Living in small town America, we do most things with at least one of the people in our village.  However, we are just now venturing into the world of Lacrosse.  Being from VA, neither B nor I have any experience with Lacrosse.  We know one other family; it's a family that we adore and is DEFINATELY part of our village.  However, on this particular day, that family was not there.  This was one of the very first lacrosse practices and I was on my own with the 3 kiddos.  R. needed to be fed, A. needed to go to the bathroom, and K. was feeling nervous about getting on the field.  The coach started talking and K.'s nose started to drip, drip, drip blood.  Then it began to gush, gush, gush blood.  Thankfully, having an infant, I had wipes.  A. forgot about the bathroom and fed R. while I dealt with K's nose.  30 minutes later and an entire package of wipes later, we finally got him on the field.  I took over feeding the baby and A. could escape to the bathroom.

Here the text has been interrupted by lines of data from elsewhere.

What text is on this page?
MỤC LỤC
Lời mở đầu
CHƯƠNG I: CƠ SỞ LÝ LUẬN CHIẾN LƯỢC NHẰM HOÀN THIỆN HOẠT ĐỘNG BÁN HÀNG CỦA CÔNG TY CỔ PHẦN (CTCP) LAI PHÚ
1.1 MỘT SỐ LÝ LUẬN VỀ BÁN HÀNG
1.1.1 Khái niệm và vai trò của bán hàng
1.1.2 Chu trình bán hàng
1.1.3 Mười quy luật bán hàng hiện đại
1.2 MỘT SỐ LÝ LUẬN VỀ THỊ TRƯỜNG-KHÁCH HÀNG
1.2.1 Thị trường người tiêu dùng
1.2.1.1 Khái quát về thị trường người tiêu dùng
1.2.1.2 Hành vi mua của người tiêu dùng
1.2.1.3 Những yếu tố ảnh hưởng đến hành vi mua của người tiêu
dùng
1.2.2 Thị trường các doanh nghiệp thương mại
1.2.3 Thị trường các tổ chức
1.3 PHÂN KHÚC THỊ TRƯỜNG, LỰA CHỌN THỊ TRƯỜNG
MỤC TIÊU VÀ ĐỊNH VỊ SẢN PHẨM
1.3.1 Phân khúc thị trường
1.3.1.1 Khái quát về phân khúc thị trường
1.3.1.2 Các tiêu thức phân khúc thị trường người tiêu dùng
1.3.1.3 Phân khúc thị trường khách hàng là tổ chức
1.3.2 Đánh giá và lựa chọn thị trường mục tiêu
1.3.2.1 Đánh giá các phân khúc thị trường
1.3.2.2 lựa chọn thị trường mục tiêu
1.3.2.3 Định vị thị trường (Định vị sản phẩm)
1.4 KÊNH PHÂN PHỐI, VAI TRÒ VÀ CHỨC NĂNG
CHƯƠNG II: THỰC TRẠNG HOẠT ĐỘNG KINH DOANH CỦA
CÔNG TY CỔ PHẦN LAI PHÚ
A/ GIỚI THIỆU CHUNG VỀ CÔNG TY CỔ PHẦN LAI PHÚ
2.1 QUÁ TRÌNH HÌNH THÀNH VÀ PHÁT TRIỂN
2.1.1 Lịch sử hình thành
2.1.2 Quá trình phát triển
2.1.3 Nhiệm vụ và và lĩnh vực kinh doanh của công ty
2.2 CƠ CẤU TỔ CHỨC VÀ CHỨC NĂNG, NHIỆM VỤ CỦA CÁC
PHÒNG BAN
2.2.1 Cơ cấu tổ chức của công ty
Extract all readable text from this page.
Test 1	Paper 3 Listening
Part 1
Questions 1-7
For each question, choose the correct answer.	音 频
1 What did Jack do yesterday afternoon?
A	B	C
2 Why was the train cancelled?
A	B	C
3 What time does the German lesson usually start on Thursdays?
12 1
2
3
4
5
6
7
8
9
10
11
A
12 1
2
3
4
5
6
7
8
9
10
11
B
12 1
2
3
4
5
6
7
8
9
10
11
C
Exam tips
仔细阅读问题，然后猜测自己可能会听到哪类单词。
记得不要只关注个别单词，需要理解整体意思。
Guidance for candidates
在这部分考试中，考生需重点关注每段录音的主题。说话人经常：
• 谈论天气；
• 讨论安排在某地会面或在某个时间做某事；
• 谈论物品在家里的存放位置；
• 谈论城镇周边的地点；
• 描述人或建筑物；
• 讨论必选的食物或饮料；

Now, I do take pride in being calm in an unpleasant situation, but I really can't imagine that I looked like everything was completely under control.  I do not believe that I looked like I was such a super mom that an offer to help was totally unwarranted.  I don't think that I was so amazing that the cop in uniform or the aquantance that I know for sure is an offduty nurse could not have even acknowledged the situation.  However, I do know that the lack of my village being there made me so sad.  I do know that I question even taking K. back to practice because the people that I want to be in his life would have helped or at least offered.  I do know that I've been thinking about this for days and I've come to the conclusion that this is where I have to practice what I preach to the kids.  I have to model how I would act and hope that as I get to know these people, they will become a different type of village.  I"m going to have to, as I say to the kids, "let my little Jesus light shine".